Deathbug 2020

Here’s some insane person’s fantasy about using robotic bugs to spy on and kill people. The voice-over is flirting with that whole hollywood macho tone – an indication that they’re living in movie-land rather than the real world. Just like Ronald Reagan – who had an alarming habit of telling anecdotes about his life which were actually from movies, and they named a battleship after him. I’m talking about The US Air Force.

Some other people, equally demented have seen Terminator and instead of trying to kill off the inventor of Skynet before he managed to do any damage, they’ve set up a thing where AI systems can compete with each other to see who’s best at killing off the human race.

AI1

So anyway, robotic insects. Marvelous. I followed all the links from the BotJunkie post above, and spent a morning perusing for others etc…

It flies, it crawls, it gives me the creeps. It’s got that whole scrabbly bat-bug vibe going on.

(from)

Then there’s this one:

robobug1

The The DelFly Micro, (from), with photo/vid of it’s older sibling here.

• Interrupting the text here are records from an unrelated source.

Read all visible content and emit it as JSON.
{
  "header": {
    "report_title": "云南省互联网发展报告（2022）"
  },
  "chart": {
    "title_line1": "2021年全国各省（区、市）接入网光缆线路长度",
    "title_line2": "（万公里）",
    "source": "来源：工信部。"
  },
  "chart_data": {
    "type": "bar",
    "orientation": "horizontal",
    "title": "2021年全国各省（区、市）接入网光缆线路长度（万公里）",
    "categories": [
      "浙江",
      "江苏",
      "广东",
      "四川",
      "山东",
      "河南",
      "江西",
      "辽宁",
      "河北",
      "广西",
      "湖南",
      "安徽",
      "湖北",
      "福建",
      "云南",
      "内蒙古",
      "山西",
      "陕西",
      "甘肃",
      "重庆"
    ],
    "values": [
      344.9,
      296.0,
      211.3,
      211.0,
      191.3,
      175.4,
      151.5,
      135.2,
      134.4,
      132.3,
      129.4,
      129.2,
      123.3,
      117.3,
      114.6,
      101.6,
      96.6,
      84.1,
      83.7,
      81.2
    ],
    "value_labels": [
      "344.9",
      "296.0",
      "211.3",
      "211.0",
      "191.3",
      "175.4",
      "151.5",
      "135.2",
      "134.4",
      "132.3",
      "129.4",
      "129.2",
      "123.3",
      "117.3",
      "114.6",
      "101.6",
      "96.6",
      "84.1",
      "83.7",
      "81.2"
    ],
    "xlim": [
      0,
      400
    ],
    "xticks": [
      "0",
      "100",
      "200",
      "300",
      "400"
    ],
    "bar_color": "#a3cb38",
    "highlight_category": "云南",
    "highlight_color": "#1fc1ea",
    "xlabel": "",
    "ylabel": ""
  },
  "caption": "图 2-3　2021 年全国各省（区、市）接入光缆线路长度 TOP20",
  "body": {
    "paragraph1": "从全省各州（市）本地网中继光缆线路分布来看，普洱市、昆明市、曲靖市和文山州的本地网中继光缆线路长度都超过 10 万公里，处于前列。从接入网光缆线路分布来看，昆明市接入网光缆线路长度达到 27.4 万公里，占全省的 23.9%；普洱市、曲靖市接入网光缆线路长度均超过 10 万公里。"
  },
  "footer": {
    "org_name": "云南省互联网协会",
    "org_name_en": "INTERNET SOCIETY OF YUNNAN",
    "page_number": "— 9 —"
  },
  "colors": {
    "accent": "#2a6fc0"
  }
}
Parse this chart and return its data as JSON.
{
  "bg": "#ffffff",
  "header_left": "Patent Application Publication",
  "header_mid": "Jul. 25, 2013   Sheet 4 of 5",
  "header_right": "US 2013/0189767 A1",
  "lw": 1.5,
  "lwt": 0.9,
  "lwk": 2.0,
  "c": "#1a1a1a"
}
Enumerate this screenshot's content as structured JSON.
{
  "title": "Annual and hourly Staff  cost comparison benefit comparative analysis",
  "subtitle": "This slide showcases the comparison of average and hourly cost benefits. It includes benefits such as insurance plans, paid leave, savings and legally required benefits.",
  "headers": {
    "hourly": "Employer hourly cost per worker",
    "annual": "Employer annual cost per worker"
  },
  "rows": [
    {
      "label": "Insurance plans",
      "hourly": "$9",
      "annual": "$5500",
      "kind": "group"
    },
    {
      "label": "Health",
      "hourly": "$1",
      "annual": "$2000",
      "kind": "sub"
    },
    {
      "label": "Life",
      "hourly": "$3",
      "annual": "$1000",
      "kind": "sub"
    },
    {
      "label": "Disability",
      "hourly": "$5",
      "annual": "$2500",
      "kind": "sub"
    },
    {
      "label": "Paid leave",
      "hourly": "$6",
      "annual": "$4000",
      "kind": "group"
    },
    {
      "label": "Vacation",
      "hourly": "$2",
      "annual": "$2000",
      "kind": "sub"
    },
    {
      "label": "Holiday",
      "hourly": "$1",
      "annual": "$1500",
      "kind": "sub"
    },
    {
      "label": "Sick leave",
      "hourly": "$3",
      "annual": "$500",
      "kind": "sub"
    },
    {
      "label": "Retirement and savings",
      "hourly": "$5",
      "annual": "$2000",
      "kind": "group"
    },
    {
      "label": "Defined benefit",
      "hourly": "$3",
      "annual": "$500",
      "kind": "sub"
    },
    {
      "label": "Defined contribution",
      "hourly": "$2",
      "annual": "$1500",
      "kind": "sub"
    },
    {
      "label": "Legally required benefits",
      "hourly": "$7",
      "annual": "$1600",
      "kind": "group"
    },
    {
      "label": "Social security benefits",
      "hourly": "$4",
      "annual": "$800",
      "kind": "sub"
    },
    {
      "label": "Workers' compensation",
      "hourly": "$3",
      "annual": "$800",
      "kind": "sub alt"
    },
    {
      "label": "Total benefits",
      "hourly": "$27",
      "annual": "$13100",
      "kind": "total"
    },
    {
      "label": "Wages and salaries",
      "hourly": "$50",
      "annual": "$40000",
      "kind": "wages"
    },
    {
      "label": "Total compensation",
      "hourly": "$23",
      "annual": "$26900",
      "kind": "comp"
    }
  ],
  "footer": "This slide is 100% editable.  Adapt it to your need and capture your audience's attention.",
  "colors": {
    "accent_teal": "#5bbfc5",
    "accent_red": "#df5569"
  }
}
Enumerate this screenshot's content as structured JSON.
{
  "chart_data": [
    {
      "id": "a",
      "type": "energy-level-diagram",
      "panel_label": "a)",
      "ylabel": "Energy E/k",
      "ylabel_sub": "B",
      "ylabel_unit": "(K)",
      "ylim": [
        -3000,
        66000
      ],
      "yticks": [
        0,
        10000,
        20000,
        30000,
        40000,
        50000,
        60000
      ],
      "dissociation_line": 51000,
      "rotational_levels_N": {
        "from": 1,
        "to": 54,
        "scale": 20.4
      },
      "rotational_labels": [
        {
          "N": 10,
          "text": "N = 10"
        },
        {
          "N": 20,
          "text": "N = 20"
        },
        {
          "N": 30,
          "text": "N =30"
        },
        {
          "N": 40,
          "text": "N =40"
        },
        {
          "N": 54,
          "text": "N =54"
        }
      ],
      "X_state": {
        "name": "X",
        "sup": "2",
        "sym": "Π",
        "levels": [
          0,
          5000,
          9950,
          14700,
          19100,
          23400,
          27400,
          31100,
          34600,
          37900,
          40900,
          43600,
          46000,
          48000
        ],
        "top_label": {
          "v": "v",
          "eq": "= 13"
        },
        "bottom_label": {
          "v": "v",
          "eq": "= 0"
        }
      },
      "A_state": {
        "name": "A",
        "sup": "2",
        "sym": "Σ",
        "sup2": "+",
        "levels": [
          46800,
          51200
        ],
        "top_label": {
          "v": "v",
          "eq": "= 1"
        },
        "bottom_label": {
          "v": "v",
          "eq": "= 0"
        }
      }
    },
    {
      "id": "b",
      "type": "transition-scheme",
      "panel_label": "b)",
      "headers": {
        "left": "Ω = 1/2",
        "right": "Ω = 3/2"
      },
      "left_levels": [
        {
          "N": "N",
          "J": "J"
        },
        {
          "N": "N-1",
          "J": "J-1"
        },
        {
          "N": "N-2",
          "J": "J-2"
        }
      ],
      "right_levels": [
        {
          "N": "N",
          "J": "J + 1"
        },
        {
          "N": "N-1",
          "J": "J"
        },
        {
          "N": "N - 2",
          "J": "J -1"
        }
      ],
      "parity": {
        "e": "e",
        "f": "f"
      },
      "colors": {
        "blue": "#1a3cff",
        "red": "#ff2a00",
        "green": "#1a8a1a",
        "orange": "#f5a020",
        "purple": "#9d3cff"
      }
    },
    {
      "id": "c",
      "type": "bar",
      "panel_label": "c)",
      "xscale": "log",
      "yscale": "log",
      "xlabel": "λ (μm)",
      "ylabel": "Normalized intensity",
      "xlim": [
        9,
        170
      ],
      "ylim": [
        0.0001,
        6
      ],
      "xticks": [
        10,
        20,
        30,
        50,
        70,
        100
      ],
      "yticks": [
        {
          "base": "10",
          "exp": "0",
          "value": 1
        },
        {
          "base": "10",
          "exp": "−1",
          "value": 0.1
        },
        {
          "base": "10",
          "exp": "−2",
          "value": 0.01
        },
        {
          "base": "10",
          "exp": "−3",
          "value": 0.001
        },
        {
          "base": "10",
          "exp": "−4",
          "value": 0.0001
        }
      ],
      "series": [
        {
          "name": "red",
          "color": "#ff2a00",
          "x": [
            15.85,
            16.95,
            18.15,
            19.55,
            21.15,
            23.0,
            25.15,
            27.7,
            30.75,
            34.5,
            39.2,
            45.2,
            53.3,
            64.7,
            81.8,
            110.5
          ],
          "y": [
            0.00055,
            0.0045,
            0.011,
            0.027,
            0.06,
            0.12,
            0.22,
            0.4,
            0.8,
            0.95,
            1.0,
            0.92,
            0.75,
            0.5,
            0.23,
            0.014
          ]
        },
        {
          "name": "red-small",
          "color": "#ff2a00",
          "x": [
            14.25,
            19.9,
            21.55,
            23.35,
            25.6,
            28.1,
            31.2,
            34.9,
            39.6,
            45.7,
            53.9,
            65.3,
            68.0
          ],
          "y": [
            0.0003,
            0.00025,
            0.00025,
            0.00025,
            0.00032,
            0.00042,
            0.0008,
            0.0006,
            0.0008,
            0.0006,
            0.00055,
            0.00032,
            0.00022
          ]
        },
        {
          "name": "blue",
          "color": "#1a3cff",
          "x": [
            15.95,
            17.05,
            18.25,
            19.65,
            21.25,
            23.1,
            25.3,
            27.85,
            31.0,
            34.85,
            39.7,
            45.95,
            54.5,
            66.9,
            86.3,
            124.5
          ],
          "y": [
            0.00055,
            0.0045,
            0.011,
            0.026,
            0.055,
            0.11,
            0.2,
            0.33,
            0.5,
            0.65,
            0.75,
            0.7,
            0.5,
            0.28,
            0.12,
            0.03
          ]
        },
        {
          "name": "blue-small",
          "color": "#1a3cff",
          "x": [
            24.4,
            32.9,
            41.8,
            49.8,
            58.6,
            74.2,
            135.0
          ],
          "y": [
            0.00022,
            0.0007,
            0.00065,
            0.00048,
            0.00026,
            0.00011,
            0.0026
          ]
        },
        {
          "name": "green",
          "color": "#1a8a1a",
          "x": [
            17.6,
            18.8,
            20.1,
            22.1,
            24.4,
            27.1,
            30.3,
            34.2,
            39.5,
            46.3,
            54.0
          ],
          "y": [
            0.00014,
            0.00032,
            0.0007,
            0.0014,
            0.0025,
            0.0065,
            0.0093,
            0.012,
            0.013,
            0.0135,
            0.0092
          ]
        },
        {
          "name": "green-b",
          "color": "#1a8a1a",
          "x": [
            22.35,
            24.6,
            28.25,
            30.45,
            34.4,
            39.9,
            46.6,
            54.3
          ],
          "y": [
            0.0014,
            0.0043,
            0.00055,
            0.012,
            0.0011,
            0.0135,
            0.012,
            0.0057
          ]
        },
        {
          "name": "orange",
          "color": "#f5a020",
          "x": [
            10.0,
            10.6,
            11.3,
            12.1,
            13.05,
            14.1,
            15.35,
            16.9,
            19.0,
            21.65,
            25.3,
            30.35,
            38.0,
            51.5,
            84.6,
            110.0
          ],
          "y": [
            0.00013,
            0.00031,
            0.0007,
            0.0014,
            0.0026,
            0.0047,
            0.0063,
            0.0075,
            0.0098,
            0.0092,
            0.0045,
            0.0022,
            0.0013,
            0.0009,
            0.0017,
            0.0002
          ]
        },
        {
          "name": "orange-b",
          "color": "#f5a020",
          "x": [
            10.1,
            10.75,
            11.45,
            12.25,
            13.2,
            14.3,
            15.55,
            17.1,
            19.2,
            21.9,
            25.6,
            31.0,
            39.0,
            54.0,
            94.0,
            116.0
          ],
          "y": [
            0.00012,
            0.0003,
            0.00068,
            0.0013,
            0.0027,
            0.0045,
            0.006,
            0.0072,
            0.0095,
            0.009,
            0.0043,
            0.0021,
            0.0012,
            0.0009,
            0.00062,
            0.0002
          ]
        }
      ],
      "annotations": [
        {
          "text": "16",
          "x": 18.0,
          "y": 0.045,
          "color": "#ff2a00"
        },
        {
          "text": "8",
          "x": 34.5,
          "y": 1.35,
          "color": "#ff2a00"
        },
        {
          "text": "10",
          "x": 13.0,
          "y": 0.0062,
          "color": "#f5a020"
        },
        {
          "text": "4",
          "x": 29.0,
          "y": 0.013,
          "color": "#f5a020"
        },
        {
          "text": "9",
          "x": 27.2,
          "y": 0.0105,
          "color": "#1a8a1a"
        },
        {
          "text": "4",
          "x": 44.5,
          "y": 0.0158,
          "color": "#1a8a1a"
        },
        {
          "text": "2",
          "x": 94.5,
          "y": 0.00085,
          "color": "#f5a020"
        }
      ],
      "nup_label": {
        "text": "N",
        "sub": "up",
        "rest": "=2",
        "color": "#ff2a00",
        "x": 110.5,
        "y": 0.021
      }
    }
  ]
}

Another, prettier one here…

So what do these all have in common.

1) they’re all little flying robots that look a bit like bugs
2) they all employ first-personism
3) they’re all evil. Either for spying or killing people – apart from the last one maybe. Or any of the other ones.

4) they’re all a bit rubbish.

I mean no offence etc, they’re a lot better than I could do – I can barely tie my shoelaces, but if you compare them to an actual insect… they’re crap. Take a proper hornet for example. It can :

  • fly : really accurately. Straight through holes the same size that it is without hesitation.
  • walk : like the clappers, up walls, upside down on the ceiling, all limbs individually sensored and controlled.
  • see / smell / feel / hear / taste? and god knows what else
  • fight.
  • cope with being waterlogged.
  • 3D print using locally sourced materials (their nests are 3d printed)
  • self-fuel using locally sourced materials.
  • reproduce itself from locally sourced materials, with sexual selection and variation so evolution happens.
  • work/live/fight/build communally.

Now that, my friends is quite a feat of engineering. Think of the best flying machine we have today… a stealth bomber? It doesn’t come close to what a simple wasp can achieve.

So I’m guessing that we’re going to learn to make “brains” that learn how to use alien systems faster than we’re going to learn how to build robots that actually manage to do what mad-scientists want them to. I’m guessing that the biotech revolution is going to merge with and eclipse all the others – robotics, nanotech etc… they’re not going to be like they are in sci-fi movies because it’s easier (and a lot more potent) to program/adapt existing creatures than it is to make them from scratch.

It’s a question of interface… and there have been movements in that direction of late. Rat brains controlling robots, synthetic cells making electronics, protein making cell machinery etc etc. There was a talk on TED a couple of years ago where someone had programmed a machine to “learn how to walk”…

…to be honest, I can’t see any other approach working as system complexity increases. Genetic Algorithms etc.

Make a hardware problem a software problem. That’s my advice. Machines that learn. Then we’re really in trouble.